How it works¶

The reconcile loop¶

Every controller follows the same shape: watch a resource, compare desired to observed, take one safe step, record status, requeue. The operator decides; the agent performs host mutations; the agent reports; the operator rolls forward on the next pass.

sequenceDiagram
    autonumber
    participant U as nwctl / UI
    participant A as K8s API
    participant O as Operator (controller)
    participant N as Node agent
    participant H as Host / storage

    U->>A: apply CRD (intent)
    A-->>O: watch event
    O->>O: compare desired vs observed
    O->>A: patch .status (phase, next step)
    O->>N: delegate one host op
    N->>H: mutate (ip link / drbdadm / kairos)
    N-->>A: report observed state
    A-->>O: requeue
    O->>O: honor gates, then advance one step

These invariants are non-negotiable — each is a hard-won lesson from the DaemonSet's incident history:

Idempotence. Every pass is safe to retry; never leave partial state.
Honor explicit gates. Refuse to advance past a safety gate rather than racing it.
Backpressure. If the storage layer is unhealthy, wait — don't queue more work.
Fail loud, don't partially proceed.
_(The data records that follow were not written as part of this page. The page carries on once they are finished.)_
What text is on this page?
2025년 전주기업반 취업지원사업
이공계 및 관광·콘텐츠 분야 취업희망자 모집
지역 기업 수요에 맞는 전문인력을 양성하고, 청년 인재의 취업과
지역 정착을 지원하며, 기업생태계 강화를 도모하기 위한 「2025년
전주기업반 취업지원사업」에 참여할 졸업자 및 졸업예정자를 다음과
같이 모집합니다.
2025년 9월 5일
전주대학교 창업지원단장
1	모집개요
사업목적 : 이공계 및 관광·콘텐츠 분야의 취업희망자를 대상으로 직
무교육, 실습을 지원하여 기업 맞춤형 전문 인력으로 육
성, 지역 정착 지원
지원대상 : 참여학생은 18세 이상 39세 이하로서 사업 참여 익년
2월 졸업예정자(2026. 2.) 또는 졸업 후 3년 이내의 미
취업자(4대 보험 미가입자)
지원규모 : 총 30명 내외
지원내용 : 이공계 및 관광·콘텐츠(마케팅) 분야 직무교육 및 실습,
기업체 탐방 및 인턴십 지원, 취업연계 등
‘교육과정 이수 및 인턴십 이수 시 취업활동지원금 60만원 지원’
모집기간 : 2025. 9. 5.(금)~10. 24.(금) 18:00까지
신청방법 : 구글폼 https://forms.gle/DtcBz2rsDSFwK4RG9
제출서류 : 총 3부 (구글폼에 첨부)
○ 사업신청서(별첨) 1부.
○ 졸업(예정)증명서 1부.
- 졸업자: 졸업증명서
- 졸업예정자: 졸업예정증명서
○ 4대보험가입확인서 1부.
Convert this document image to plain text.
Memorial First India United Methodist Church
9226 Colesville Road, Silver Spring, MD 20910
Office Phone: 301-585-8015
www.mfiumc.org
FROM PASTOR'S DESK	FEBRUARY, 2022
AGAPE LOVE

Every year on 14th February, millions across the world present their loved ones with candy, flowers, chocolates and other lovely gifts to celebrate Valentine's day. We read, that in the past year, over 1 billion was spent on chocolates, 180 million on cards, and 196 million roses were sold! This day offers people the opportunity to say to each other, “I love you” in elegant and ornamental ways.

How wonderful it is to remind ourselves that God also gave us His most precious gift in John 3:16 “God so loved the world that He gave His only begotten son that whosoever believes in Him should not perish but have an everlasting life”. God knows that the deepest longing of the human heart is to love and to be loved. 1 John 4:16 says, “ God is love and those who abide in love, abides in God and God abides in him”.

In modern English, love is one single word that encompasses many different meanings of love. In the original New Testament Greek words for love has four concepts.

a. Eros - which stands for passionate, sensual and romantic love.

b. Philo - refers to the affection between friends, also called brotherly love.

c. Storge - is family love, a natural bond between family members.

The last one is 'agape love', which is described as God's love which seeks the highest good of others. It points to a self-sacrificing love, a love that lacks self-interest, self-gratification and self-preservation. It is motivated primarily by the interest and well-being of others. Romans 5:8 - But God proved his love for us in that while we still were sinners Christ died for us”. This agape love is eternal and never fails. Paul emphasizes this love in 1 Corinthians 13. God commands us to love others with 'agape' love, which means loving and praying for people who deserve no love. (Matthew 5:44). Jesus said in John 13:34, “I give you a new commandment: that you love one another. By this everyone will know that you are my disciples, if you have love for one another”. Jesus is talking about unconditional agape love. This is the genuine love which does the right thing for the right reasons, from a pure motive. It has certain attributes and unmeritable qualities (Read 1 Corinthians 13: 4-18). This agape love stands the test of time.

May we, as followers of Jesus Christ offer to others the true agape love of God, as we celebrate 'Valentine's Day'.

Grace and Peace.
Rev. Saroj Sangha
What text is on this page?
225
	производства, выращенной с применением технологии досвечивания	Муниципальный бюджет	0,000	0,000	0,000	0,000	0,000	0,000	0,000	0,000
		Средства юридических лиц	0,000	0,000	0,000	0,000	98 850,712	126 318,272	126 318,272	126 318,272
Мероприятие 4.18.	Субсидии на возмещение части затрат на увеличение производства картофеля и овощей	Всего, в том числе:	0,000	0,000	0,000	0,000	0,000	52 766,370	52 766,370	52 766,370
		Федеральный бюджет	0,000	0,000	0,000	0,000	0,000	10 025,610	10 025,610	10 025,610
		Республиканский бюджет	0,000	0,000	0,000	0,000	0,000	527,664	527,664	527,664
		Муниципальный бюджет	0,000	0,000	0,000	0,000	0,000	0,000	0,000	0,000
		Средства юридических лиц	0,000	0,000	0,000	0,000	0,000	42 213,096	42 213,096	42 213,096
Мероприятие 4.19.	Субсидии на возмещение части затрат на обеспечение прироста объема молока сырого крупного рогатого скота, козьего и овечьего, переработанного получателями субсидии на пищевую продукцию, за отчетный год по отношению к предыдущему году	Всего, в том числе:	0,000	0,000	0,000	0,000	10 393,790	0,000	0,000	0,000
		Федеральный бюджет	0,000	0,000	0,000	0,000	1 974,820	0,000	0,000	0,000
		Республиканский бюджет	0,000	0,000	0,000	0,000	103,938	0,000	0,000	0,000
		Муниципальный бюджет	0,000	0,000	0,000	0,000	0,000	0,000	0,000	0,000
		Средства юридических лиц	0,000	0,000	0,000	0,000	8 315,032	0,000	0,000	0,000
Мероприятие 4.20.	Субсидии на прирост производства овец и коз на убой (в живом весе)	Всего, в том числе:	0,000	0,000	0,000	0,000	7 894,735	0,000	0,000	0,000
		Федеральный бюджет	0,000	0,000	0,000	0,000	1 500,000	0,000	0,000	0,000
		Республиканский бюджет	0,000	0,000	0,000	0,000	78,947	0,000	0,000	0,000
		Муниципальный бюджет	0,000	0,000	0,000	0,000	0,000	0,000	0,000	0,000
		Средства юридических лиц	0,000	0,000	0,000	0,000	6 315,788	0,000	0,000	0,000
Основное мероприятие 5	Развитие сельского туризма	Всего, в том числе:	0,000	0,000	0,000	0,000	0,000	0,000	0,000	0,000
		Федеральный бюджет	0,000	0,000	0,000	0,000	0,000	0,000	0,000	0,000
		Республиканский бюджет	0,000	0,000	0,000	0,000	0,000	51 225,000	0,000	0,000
The motivating failure was one node flipping while the other didn't, and the next step firing anyway. Controllers stop instead.
Status reflects observed, never desired.

The storage-upgrade machine¶

The most battle-hardened workflow is the single→multi-node storage upgrade: flipping the storage bond from active-backup to balance-rr so DRBD can replicate across nodes — without disrupting the VMs running on top. In the DaemonSet this is a 21-state machine persisted in a ConfigMap; the operator observes it today and models it as a first-class workflow (BondModeFlipPlan / ReplicationUpgrade) next.

stateDiagram-v2
    direction TB
    [*] --> Idle
    Idle --> PreconditionsCheck: ≥2 eligible nodes, peers live
    PreconditionsCheck --> AcquireLock
    AcquireLock --> SuspendMigration: cluster lock held

    state "Protect workloads" as prot {
        SuspendMigration
    }
    SuspendMigration --> DisconnectDRBD: abort VMIMs, pin evictionStrategy=None
    DisconnectDRBD --> DrainSatellite
    DrainSatellite --> FlipNode1
    FlipNode1 --> FlipNode2
    FlipNode2 --> ResumeDRBD: both on balance-rr

    ResumeDRBD --> RestoreMigration: peers reconnected + synced
    RestoreMigration --> ReleaseLock: restore evictionStrategy=LiveMigrate
    ReleaseLock --> Complete
    Complete --> [*]

    FlipNode1 --> BondFlipRetry: transient failure
    FlipNode2 --> BondFlipRetry: transient failure
    BondFlipRetry --> FlipNode1: forward-only retry (max 3)
    BondFlipRetry --> Rollback: retries exhausted
    ResumeDRBD --> Rollback: cannot resume safely

    state "Rollback ladder" as Rollback {
        direction TB
        RbRestoreMigration --> RbResumeSatellite
        RbResumeSatellite --> RbReconnectDrbd
        RbReconnectDrbd --> RbRevertNodes
    }
    Rollback --> Failed
    Failed --> [*]

What the diagram encodes — and why each guard exists:

Stage	The guard	Why
PreconditionsCheck	≥2 eligible nodes; every peer live	Never flip into a cluster that can't hold replicas.
SuspendMigration	abort in-flight VM migrations, pin `evictionStrategy=None`	If KubeVirt live-migrates a VM mid-flip, it can land on a node with asymmetric DRBD — data-availability risk.
DisconnectDRBD → DrainSatellite	disconnect replication, move storage pods off the node	Flip the bond on a quiesced storage path, not a live one.
FlipNode1 → FlipNode2	one node at a time, forward-only retry	A half-flipped cluster is the original incident; retries never revert an already-flipped node.
ResumeDRBD	reconnect only after peer convergence + two-replica sync	Never resume replication over a marginal or asymmetric link.
Rollback ladder	undo in reverse: restore VMs → resume storage → reconnect → revert bonds	Every workflow has a defined stuck-state and a reverse path.

This is why it's gated, not autonomous

Every step here mutates host networking or storage on a live cluster — high blast radius. The productized version is over-specified with these guards as testable acceptance criteria, and its dangerous paths run supervised with human sign-off, never as an unattended loop. The read-only observation bridge comes first precisely because it carries none of that risk.